In a sense therefore the panel that I moderated was a bit of an anti-climax. Ron Schlosser, representing educational companies, fully accepted the thesis that we are now entering the age of educational services and solutions. The textbook was not the answer if we wanted to respond to different speeds and characteristics of learners. How well, I thought, does the world of adaptive learning fit into the new BISG mission. Then I turned to Simon Ross, now New York resident for Cambridge University Press and a true academic publisher. He noted the tendency for students and researchers to want to search across articles and books, to make and retain their own collections of useful excerpts and references and even, I suggested, wrap them up as eBooks, which may themselves attract the IP protection of an anthology. We spoke glowingly, did Ron, Simon and I, as we moved through the prepared questions, of the world of content to come. Then we hit a reef and went down with the loss of all hands.

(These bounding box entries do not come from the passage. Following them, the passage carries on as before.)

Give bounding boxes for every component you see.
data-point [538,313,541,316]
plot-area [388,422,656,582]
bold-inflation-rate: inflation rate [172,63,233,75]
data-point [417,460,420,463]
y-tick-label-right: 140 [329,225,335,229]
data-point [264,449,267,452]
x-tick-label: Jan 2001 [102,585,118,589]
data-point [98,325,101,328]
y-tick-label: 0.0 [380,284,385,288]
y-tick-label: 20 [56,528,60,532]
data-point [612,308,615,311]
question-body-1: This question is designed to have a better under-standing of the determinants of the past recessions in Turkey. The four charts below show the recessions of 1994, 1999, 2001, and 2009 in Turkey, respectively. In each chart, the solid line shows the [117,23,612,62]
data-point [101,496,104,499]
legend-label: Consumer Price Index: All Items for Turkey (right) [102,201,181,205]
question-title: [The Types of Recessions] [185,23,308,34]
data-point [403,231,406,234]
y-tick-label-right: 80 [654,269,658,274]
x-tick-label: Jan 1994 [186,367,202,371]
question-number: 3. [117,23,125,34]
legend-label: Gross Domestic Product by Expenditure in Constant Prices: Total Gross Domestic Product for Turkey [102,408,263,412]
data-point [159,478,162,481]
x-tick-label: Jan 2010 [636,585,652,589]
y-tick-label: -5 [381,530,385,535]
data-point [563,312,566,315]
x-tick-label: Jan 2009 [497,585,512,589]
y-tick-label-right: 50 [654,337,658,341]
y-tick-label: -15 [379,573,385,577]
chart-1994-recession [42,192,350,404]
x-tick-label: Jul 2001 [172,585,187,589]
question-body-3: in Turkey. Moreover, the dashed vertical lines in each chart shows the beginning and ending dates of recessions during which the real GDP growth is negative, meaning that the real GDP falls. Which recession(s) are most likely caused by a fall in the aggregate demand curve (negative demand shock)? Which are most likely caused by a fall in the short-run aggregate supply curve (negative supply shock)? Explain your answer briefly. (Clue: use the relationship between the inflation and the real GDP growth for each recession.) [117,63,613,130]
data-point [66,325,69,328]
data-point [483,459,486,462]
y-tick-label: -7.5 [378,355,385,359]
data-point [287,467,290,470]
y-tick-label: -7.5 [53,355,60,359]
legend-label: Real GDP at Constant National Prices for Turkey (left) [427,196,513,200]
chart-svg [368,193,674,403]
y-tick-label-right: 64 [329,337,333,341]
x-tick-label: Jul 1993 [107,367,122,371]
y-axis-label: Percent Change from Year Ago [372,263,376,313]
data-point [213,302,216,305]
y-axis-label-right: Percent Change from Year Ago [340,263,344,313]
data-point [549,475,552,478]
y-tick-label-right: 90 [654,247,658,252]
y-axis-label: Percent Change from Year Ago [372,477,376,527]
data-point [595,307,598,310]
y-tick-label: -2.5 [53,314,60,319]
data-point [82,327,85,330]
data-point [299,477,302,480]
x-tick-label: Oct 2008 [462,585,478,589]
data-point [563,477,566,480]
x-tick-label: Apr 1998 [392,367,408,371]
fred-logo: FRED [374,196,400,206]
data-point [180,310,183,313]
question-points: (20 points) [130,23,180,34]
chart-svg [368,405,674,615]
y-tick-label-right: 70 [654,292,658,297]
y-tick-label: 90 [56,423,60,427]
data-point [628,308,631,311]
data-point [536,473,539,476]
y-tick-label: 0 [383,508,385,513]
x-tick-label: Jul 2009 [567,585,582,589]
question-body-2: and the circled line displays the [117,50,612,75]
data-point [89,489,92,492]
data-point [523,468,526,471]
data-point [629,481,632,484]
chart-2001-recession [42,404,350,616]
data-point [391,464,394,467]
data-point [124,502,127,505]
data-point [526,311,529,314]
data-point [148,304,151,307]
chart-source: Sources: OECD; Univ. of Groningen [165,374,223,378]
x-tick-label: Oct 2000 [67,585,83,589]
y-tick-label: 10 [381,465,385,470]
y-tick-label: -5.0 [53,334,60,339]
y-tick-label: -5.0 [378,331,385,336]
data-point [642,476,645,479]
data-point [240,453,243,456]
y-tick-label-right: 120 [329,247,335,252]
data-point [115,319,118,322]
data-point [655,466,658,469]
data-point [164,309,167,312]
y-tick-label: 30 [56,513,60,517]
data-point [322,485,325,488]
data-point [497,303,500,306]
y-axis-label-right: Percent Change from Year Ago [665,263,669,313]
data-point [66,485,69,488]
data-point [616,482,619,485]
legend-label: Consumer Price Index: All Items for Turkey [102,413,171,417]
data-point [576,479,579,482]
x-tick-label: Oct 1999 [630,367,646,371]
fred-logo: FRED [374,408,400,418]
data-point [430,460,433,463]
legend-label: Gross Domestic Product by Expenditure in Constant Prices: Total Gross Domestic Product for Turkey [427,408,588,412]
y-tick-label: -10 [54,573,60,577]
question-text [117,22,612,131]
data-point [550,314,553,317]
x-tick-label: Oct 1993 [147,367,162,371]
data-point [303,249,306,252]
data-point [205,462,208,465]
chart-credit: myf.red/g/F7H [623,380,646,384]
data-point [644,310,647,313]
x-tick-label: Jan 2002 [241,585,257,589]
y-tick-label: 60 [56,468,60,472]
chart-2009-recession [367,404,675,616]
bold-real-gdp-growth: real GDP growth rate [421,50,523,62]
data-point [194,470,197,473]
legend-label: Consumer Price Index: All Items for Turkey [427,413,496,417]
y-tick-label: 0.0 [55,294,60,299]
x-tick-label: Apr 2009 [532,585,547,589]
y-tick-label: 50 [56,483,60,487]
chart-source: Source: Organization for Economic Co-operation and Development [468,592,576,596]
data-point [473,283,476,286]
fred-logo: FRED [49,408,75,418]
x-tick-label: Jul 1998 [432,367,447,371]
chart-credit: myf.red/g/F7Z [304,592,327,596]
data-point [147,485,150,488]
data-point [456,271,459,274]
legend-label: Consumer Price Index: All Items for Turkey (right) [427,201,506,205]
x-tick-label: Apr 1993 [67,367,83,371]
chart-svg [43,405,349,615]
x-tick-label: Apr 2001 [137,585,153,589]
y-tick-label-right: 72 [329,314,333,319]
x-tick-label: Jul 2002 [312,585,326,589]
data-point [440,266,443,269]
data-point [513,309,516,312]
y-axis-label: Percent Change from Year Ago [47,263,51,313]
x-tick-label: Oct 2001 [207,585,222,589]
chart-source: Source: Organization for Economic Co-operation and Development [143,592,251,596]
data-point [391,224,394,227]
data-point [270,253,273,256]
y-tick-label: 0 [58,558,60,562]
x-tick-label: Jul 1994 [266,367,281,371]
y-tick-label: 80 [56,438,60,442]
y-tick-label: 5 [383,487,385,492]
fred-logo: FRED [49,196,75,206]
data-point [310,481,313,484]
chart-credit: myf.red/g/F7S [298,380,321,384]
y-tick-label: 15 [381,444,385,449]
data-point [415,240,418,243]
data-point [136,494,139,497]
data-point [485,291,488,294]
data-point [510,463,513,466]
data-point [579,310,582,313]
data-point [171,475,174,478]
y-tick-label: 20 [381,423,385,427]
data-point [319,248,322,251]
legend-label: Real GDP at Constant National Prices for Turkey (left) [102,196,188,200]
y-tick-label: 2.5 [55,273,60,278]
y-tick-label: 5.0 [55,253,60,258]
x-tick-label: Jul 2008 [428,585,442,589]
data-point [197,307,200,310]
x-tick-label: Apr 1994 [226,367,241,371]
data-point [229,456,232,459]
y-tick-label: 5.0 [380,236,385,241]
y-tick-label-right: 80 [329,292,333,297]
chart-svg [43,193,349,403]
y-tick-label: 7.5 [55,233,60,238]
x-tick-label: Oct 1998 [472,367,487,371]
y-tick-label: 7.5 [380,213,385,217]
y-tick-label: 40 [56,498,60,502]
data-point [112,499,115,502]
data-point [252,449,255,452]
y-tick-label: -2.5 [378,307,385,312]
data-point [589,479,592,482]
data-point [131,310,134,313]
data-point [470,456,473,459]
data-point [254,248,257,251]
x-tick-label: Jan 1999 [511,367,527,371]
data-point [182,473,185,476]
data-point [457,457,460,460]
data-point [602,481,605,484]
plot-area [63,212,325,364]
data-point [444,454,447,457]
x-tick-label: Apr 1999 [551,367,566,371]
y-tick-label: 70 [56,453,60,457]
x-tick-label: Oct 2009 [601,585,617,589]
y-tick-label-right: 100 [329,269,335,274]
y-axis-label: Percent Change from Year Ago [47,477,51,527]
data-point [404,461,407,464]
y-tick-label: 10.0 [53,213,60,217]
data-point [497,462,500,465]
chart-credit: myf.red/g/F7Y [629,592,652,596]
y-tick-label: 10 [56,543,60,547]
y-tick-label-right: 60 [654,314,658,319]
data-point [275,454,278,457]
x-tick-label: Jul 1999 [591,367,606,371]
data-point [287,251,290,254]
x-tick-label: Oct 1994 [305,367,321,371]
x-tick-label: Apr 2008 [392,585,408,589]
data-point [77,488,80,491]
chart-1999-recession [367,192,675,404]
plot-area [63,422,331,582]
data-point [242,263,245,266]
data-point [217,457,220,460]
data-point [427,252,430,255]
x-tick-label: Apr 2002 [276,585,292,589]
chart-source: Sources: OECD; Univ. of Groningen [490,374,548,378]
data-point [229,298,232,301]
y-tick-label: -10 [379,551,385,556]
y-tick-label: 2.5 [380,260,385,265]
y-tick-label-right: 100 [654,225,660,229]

And the reef was the word “Never”. We had reached the very capable and highly intelligent COO of Penguin Random House, North America, Madeline McIntosh. Since I saw the book as a product format losing its primacy in educational and academic markets, it seemed at least polite if not wholly pertinent to ask about the prospects for fiction writing, and indeed the whole marketplace for non-fiction, from self-help to popular history. It was then that I learnt that the fiction market will Never change. Indeed, while Ms McIntosh’s company have self-publishing and eBook publishing properly covered, their view is that their market will never desert them, because of the respect in which they are held as selectors and editors of the very best fiction. And, that word again, readers will Never give up the fiction that they love so much.

It was no place to pursue the argument, and if time had been available I might have learnt all sorts of clever things that Penguin Random House have up their sleeves to stave off change and preserve the status quo. The novel form as a narrative seems to me to begin with Samuel Richardson and Henry Fielding in the mid-eighteenth century. Much of the last century, from James Joyce and Virginia Woolf onwards was occupied in trying to blow up the form Things that have a beginning often also have an end. Did Sophocles remark to Euripides, “Well, old boy, one thing is certain. We shall always have a job because plebs will always want three act tragedy!” For this Never thing to work for fiction publishers the demographics have to be right, and I see no evidence that the form, if we discount the odd phenomena of Fifty Shades (perhaps itself a pointer to a future?), is growing or diminishing in audience. If I was working in fiction publishing, then I would want a small unit dedicated to second guessing the future – be it multiple media, narrative choice for the reader, the future of smartphone as a narrative platform or any of the other emerging network options for telling stories to each other.

And I would study closely what is happening to television, as networks become stressed by users exercising choice and making downloads a reasonable viewing option. Five years ago I was told this would Never happen. And the music industry would always go on just as before because kids would Never stop buying albums. And, as a newspaper executive once said to me, “Kids don’t read the ‘papers but everyone comes back to them in their 50s – they will never replace our position in local lives”. He has retired early and his former company is in its death throes. All the bad things that have happened to people and companies that I really respected and want to help to change are marked by that one word. Never.